Stephen King, son kitabı “Zifiri Karanlık Yıldızsız Gece”de ülkemiz dâhil çoğu coğrafyada küçümsenen bir sanata saygı duruşunda bulunuyor: Öykücülük.

[stextbox id=”info” float=”true” align=”right”]alperkayaİNCELEME
Alper Kaya
[Arşivi]

Birçok otoritenin kabul ettiği üzere tonlarca sayfaya sığan romanlar yazmaktan çok daha zor ama bir o kadar saygın bir ‘sanat’tır öykü yazmak. Neticede uzun uzadıya anlatılabilecek bir şeyi daha az süreye sığdırıp bir o kadar vurucu olabilmek gerçekten saygı duyulası bir olgu değil de nedir?

Bu görüşte olmasanız bile, King sizi -şimdiye kadar yapamadıysa- “Zifiri Karanlık Yıldızsız Gece”de ikna edecektir.

Kitap dört uzun öykü ve bir sonsözden ibaret gibi görünse de, öykülerdeki karakterler ve olaylarda olduğu gibi; bunlardan daha öte bir şey. Sondan gidelim… Bir yazar, hele hele King gibi yazın sanatında yarım asrı devirmiş olan bir yazar, sınırı genişletmek isteyebilir. Bu çok doğaldır. King de bunu yapıyor. Okuyucuları ve eserleri arasındaki gözle görülebilir tüm sınırları alaşağı ediyor. Öykülerin ilham noktalarını ve yazarken başvurduğu püf noktalarını anlatıyor. Oldukça içten ve naif. Ama bir o kadar da sarsıcı. Bütün her şey sonlanıp, üstüne sonsözü de su gibi içince elinizde kalan son cümle sizi sarsacaktır.
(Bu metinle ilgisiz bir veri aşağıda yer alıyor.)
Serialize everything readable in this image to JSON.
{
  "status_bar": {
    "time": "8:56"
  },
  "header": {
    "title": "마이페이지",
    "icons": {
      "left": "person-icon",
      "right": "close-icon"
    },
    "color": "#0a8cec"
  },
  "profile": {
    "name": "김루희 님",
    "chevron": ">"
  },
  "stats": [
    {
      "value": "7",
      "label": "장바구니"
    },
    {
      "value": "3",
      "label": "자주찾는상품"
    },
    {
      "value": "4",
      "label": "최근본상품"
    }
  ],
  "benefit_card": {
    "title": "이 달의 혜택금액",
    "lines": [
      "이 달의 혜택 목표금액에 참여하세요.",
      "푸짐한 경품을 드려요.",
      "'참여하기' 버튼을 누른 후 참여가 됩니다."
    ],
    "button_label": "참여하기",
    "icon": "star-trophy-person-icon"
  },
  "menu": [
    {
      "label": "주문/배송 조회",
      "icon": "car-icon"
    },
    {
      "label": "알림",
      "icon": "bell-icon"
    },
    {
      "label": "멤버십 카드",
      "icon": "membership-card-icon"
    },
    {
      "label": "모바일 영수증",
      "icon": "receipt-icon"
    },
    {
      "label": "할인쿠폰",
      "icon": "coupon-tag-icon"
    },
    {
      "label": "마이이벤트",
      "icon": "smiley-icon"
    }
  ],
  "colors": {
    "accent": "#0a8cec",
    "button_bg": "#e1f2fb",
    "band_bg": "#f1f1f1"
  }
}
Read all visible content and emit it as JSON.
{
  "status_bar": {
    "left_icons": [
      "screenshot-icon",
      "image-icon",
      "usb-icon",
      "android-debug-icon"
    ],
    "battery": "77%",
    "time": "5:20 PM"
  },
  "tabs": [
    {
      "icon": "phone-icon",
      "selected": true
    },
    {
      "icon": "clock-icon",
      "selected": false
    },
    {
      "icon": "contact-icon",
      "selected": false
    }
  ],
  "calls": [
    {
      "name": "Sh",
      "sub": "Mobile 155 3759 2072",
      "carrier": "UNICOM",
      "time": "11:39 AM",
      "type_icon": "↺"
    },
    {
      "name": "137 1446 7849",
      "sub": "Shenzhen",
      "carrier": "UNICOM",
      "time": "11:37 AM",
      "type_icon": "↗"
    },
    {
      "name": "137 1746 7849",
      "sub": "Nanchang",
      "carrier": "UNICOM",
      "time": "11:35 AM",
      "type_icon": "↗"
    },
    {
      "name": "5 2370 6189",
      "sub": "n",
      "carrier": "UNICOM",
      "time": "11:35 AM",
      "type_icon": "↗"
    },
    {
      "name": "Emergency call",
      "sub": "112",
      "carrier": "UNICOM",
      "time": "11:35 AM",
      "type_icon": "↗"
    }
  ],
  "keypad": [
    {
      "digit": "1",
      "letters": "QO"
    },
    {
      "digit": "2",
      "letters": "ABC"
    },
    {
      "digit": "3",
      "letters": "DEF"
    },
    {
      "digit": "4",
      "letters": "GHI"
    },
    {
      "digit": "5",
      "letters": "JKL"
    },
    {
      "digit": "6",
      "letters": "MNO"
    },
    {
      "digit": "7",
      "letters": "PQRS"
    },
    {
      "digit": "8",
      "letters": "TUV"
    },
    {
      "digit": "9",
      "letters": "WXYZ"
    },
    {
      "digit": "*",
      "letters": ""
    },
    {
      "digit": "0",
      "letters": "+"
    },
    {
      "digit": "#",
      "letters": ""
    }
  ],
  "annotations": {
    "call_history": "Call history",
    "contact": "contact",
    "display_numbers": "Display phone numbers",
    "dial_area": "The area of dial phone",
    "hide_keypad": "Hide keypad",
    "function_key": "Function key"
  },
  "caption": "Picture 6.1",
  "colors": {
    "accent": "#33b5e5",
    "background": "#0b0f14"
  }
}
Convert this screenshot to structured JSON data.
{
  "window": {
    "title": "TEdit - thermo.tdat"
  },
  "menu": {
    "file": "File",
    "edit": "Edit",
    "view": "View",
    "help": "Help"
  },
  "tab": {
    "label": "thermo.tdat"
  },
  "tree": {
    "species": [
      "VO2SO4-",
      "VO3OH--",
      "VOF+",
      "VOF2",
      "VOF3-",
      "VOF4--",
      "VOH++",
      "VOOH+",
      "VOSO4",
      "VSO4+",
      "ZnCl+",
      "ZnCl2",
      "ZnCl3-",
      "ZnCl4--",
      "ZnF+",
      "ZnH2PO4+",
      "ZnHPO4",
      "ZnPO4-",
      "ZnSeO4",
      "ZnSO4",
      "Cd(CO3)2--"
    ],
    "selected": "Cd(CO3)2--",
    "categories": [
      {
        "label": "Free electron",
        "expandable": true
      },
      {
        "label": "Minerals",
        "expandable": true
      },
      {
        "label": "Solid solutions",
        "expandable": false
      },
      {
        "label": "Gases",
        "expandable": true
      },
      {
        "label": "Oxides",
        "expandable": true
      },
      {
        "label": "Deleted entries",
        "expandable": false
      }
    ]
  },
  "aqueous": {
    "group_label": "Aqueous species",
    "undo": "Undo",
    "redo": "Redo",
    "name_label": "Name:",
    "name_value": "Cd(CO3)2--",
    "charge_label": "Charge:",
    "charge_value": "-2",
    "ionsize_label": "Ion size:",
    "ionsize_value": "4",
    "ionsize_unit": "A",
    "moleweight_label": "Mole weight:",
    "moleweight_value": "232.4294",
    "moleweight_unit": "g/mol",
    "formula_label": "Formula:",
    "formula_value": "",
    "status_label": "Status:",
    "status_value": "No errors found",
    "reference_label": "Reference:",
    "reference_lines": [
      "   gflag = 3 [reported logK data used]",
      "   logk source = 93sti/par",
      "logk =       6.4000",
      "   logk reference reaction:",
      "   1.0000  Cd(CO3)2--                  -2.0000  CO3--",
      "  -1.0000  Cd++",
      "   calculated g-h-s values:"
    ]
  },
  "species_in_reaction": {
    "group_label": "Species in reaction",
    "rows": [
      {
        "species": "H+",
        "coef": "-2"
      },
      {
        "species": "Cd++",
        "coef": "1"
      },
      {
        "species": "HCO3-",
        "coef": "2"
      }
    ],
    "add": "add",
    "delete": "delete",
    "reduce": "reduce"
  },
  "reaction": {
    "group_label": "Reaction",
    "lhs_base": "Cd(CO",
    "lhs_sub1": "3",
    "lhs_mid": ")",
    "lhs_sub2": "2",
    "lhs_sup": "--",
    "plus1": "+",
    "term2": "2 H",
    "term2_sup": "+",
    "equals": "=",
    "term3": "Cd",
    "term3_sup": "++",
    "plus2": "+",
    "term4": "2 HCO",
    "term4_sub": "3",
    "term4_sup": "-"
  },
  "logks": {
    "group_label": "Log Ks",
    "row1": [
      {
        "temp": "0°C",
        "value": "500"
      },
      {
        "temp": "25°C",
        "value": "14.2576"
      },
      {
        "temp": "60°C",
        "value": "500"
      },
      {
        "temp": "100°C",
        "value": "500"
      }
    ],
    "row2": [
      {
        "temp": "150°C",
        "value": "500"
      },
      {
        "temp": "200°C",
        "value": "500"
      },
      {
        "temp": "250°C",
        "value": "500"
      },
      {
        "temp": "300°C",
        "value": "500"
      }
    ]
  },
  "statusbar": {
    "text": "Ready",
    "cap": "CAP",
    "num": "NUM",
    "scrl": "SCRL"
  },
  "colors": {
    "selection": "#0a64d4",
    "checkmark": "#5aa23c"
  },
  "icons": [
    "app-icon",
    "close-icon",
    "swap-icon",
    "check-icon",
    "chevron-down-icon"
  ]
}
Son cümle kadar, ilk cümle de üzerinde durulması gereken bir kavram. İlk öykü 1922’nin girişi tüm kitabı özetler nitelikte. Yazdığı itirafnamesinde hem kendisine hem de biz okuyuculara ilginç bir hayat dersi sunuyor Wilfred James: Herkesin içinde tanımadığı bir yan olduğunu düşünürüm.

Bu doğru olabilir mi? Sokakta karşılaştığınız sevimli ihtiyarlar, bakkalda sizden önce alışveriş yapan minik çocuklar… Hatta aileniz ve hatta siz. Tanıyamadığınız, tanıma fırsatı bulamadığınız kötü bir yanınız olmadığını garanti edebilir misiniz?

zifiri karanlik yildizsiz gece
Künye bilgileri için tıklayın.

Stephen King’in karakterleri bu konuda sizden daha şanslı. Onlar “Zifiri Karanlık Yıldızsız Gece”de, kendi kötücül taraflarıyla münasebetteler. Ama hepsinin bir ortak noktası var: Durup dururken hâsıl olan bir tanışıklık olmuyor bu.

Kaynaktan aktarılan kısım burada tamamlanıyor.